Kerusuhan di Tanjung Gusta dikait-kaitkan dengan Peraturan Pemerintah (PP) No. 99 Tahun 2012 yang mengatur Syarat dan Tata Cara Pelaksanaan Hak Warga Binaan Pemasyarakatan. PP ini memang  tidak layak dipertahankan.  Dalam PP No. 99/2012, pasal 34 mengatur tata cara mendapatkan remisi, Pasal 36 tentang tata cara mendapatkan asimilasi , Pasal 39 tentang pencabutan asimilasi, dan Pasal 43 tentang Pembebasan Bersyarat. Semua ketentuan ini diberlakukan pada terpidana kasus korupsi, kasus narkoba dan kasus terorisme.

Tak layak untuk dipertahankan karena PP No.99/2012 sangat mudah untuk disalahgunakan oleh pihak-pihak berwenang melaksanakan PP ini. Sudah bukan rahasia lagi bahwa remisi dalam praktiknya ibarat barang dagangan. Ekstrimnya, Anda mau dapat remisi? Berani bayar berapa? Model pertanyaan seperti ini sudah barang tentu hanya layak dialamatkan kepada terpidana kasus korupsi dan terpidana kasus narkoba. Mengapa? Karena diasumsikan bahwa para terpidana dua kasus ini masih kaya raya dengan pemilikan jumlah uang yang masih sangat besar.

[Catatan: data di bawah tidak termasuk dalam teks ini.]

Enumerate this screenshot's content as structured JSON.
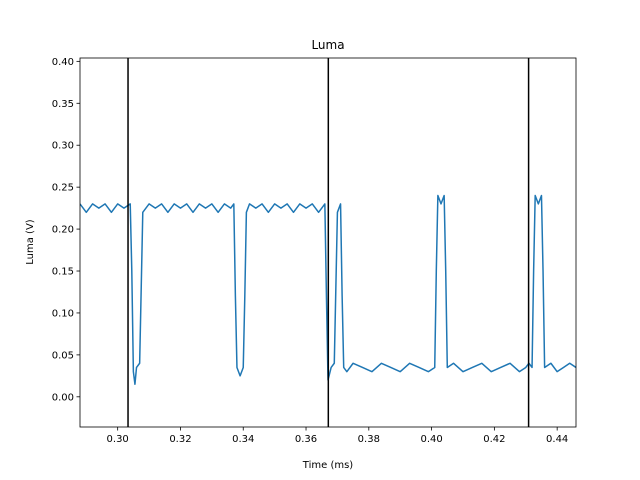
{
  "chart_data": {
    "type": "line",
    "title": "Luma",
    "xlabel": "Time (ms)",
    "ylabel": "Luma (V)",
    "xlim": [
      0.288,
      0.446
    ],
    "ylim": [
      -0.036,
      0.404
    ],
    "xticks": [
      0.3,
      0.32,
      0.34,
      0.36,
      0.38,
      0.4,
      0.42,
      0.44
    ],
    "xtick_labels": [
      "0.30",
      "0.32",
      "0.34",
      "0.36",
      "0.38",
      "0.40",
      "0.42",
      "0.44"
    ],
    "yticks": [
      0.0,
      0.05,
      0.1,
      0.15,
      0.2,
      0.25,
      0.3,
      0.35,
      0.4
    ],
    "ytick_labels": [
      "0.00",
      "0.05",
      "0.10",
      "0.15",
      "0.20",
      "0.25",
      "0.30",
      "0.35",
      "0.40"
    ],
    "grid": false,
    "line_color": "#1f77b4",
    "vline_color": "#000000",
    "vlines": [
      0.3033,
      0.3671,
      0.4309
    ],
    "series": [
      {
        "x": [
          0.288,
          0.29,
          0.292,
          0.294,
          0.296,
          0.298,
          0.3,
          0.302,
          0.304,
          0.3045,
          0.305,
          0.3055,
          0.306,
          0.307,
          0.3075,
          0.308,
          0.31,
          0.312,
          0.314,
          0.316,
          0.318,
          0.32,
          0.322,
          0.324,
          0.326,
          0.328,
          0.33,
          0.332,
          0.334,
          0.336,
          0.337,
          0.3375,
          0.338,
          0.339,
          0.34,
          0.3405,
          0.341,
          0.342,
          0.344,
          0.346,
          0.348,
          0.35,
          0.352,
          0.354,
          0.356,
          0.358,
          0.36,
          0.362,
          0.364,
          0.366,
          0.3665,
          0.367,
          0.368,
          0.369,
          0.37,
          0.371,
          0.3715,
          0.372,
          0.373,
          0.375,
          0.378,
          0.381,
          0.384,
          0.387,
          0.39,
          0.393,
          0.396,
          0.399,
          0.401,
          0.4015,
          0.402,
          0.403,
          0.404,
          0.4045,
          0.405,
          0.407,
          0.41,
          0.413,
          0.416,
          0.419,
          0.422,
          0.425,
          0.428,
          0.43,
          0.431,
          0.432,
          0.4325,
          0.433,
          0.434,
          0.435,
          0.4355,
          0.436,
          0.438,
          0.44,
          0.442,
          0.444,
          0.446
        ],
        "y": [
          0.23,
          0.22,
          0.23,
          0.225,
          0.23,
          0.22,
          0.23,
          0.225,
          0.23,
          0.15,
          0.03,
          0.015,
          0.035,
          0.04,
          0.13,
          0.22,
          0.23,
          0.225,
          0.23,
          0.22,
          0.23,
          0.225,
          0.23,
          0.22,
          0.23,
          0.225,
          0.23,
          0.22,
          0.23,
          0.225,
          0.23,
          0.12,
          0.035,
          0.025,
          0.035,
          0.12,
          0.22,
          0.23,
          0.225,
          0.23,
          0.22,
          0.23,
          0.225,
          0.23,
          0.22,
          0.23,
          0.225,
          0.23,
          0.22,
          0.23,
          0.12,
          0.02,
          0.035,
          0.04,
          0.22,
          0.23,
          0.12,
          0.035,
          0.03,
          0.04,
          0.035,
          0.03,
          0.04,
          0.035,
          0.03,
          0.04,
          0.035,
          0.03,
          0.035,
          0.15,
          0.24,
          0.23,
          0.24,
          0.15,
          0.035,
          0.04,
          0.03,
          0.035,
          0.04,
          0.03,
          0.035,
          0.04,
          0.03,
          0.035,
          0.04,
          0.035,
          0.15,
          0.24,
          0.23,
          0.24,
          0.15,
          0.035,
          0.04,
          0.03,
          0.035,
          0.04,
          0.035
        ]
      }
    ]
  }
}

Para terpidana dua kasus ini berani bayar berapa saja untuk mendapatkan keringanan hukuman mereka. Masih ingat heboh grasi untuk Meirika Franola alias Ola, terpidana mati dalam kasus narkoba? Demikian geramnya sehingga Ketua Mahkamah Konstitusi (MK) waktu itu, Mahfud M.D. menduga kuat jaringan mafia narkoba sudah berhasil menembus Istana Negara.

Proses untuk mendapatkan grasi itu pasti cukup panjang. Berapa jumlah uang yang harus dikeluarkan rekan-rekan Ola agar rekomendasi grasi itu bisa sampai ke meja presiden? Artinya, selain bisa diperdagangkan, PP No.99/2012 pun bisa dijadikan alat untuk memeras. Maka, belajar dari kasus grasi untuk Ola. PP ini sebaiknya dibatalkan agar tidak lagi terjadi ekses di kemudian hari.

Sejak masih digagas oleh Denny Indrayana, ide pengetatan remisi bagi terpidana kasus korupsi, kasus narkoba dan kasus terorisme sudah mengundang perdebatan. Juga abnormal karena semula digunakan kata moratorium remisi. []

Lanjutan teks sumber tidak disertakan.